By Stephen Wright
WELLINGTON, New Zealand – The Central Bank of New Zealand has said it plans to further tighten residential mortgage lending as the previous restrictions did not result in a significant reduction in loans, which it considers risky.
The Reserve Bank of New Zealand said on Tuesday that landlord-tenant mortgages, which are considered the most risky, will be capped at 10% of new loans, up from 20%. It says that the changes will be made from October 1 after consultation.
These measures are likely to disadvantage aspiring home buyers who are already struggling to find affordable properties after the average home price soared about 30% last year. Lending rate limits apply to mortgages that exceed 80% of the value of the property.

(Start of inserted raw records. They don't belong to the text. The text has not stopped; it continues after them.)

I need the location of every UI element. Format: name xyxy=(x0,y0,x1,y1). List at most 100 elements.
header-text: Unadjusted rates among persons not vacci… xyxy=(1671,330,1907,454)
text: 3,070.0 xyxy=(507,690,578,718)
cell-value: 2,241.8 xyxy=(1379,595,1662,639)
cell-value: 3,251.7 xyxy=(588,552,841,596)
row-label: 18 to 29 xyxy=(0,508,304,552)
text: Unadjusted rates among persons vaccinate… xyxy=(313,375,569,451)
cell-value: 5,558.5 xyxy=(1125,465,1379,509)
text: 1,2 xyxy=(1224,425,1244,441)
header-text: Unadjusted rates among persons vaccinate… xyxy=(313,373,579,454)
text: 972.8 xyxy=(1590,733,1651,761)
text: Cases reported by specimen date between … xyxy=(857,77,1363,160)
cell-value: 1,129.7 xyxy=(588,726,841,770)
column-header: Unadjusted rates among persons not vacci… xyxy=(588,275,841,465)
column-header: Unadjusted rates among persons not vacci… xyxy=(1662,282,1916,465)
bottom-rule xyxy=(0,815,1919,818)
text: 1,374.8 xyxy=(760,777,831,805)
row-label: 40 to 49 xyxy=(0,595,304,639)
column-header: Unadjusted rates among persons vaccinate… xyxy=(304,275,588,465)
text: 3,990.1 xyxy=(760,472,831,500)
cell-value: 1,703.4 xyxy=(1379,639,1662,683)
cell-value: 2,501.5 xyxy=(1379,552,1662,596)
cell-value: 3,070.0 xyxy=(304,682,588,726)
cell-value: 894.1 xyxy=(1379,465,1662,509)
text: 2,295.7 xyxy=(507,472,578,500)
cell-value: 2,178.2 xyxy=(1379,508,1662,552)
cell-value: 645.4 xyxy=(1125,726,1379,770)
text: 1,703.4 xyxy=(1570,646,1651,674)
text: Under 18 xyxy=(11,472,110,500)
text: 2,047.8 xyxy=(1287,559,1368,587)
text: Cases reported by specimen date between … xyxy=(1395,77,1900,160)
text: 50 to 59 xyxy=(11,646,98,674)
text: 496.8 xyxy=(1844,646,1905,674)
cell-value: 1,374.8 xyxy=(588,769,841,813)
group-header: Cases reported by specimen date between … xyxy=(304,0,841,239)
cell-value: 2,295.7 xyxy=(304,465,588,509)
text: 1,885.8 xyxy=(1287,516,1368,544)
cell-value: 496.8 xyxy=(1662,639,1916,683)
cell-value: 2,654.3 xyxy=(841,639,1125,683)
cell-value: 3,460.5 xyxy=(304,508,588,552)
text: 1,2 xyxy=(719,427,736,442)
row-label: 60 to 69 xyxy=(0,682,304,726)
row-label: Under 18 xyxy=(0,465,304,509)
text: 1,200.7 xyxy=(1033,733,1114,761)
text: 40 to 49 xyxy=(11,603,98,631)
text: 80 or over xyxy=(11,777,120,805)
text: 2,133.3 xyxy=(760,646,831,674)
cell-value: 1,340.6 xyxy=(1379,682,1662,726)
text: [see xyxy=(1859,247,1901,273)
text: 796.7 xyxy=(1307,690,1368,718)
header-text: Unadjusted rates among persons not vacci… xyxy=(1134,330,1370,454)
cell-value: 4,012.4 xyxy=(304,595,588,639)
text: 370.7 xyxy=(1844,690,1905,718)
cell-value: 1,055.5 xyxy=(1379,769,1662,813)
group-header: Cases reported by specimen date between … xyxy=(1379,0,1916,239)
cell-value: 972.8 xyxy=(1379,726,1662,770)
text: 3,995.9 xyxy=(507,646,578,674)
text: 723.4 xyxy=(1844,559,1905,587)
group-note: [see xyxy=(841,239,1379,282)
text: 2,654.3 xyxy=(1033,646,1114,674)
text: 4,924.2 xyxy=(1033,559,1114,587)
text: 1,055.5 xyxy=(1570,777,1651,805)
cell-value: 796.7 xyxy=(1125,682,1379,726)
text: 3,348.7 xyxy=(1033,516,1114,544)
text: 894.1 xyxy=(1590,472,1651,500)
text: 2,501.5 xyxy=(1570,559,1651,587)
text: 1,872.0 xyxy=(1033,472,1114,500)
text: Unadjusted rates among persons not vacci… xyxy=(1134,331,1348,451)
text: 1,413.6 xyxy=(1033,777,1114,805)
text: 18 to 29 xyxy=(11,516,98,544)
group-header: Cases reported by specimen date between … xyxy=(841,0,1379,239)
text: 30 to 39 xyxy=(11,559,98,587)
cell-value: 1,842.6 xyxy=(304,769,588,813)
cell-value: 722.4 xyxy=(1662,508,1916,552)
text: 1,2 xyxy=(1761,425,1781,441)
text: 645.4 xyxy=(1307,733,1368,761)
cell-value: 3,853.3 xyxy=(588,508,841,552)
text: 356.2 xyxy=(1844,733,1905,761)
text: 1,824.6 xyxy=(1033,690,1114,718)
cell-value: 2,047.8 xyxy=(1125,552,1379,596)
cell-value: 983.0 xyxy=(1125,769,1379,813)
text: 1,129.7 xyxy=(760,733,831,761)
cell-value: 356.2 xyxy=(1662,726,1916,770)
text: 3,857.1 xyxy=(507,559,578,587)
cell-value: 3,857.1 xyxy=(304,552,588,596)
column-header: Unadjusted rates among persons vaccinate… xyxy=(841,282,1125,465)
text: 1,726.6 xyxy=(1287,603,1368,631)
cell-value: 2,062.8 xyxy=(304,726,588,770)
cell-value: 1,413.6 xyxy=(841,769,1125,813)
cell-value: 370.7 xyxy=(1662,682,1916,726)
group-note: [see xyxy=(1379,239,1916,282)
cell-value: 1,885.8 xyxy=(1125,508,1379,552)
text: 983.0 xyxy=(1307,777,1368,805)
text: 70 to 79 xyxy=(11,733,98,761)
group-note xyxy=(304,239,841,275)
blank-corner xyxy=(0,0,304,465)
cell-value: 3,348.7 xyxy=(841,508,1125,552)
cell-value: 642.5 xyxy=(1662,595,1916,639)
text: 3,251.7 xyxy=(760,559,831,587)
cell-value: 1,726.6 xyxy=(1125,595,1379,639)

Record low interest rates fueled by the pandemic and the limited supply of new homes have exacerbated New Zealand’s problem that home ownership is becoming unaffordable for many.
“We are focused on ensuring that borrowers are resilient to a range of future economic and financial conditions,” RBNZ Deputy Governor Jeff Baskand said in a statement.
The central bank is “particularly worried” about last year’s borrowing, which could be vulnerable to default if house prices fall, he said.
The RBNZ said it will also begin consultations in October on imposing limits on debt-to-income ratios or minimum interest rates as a further step to limit mortgage lending.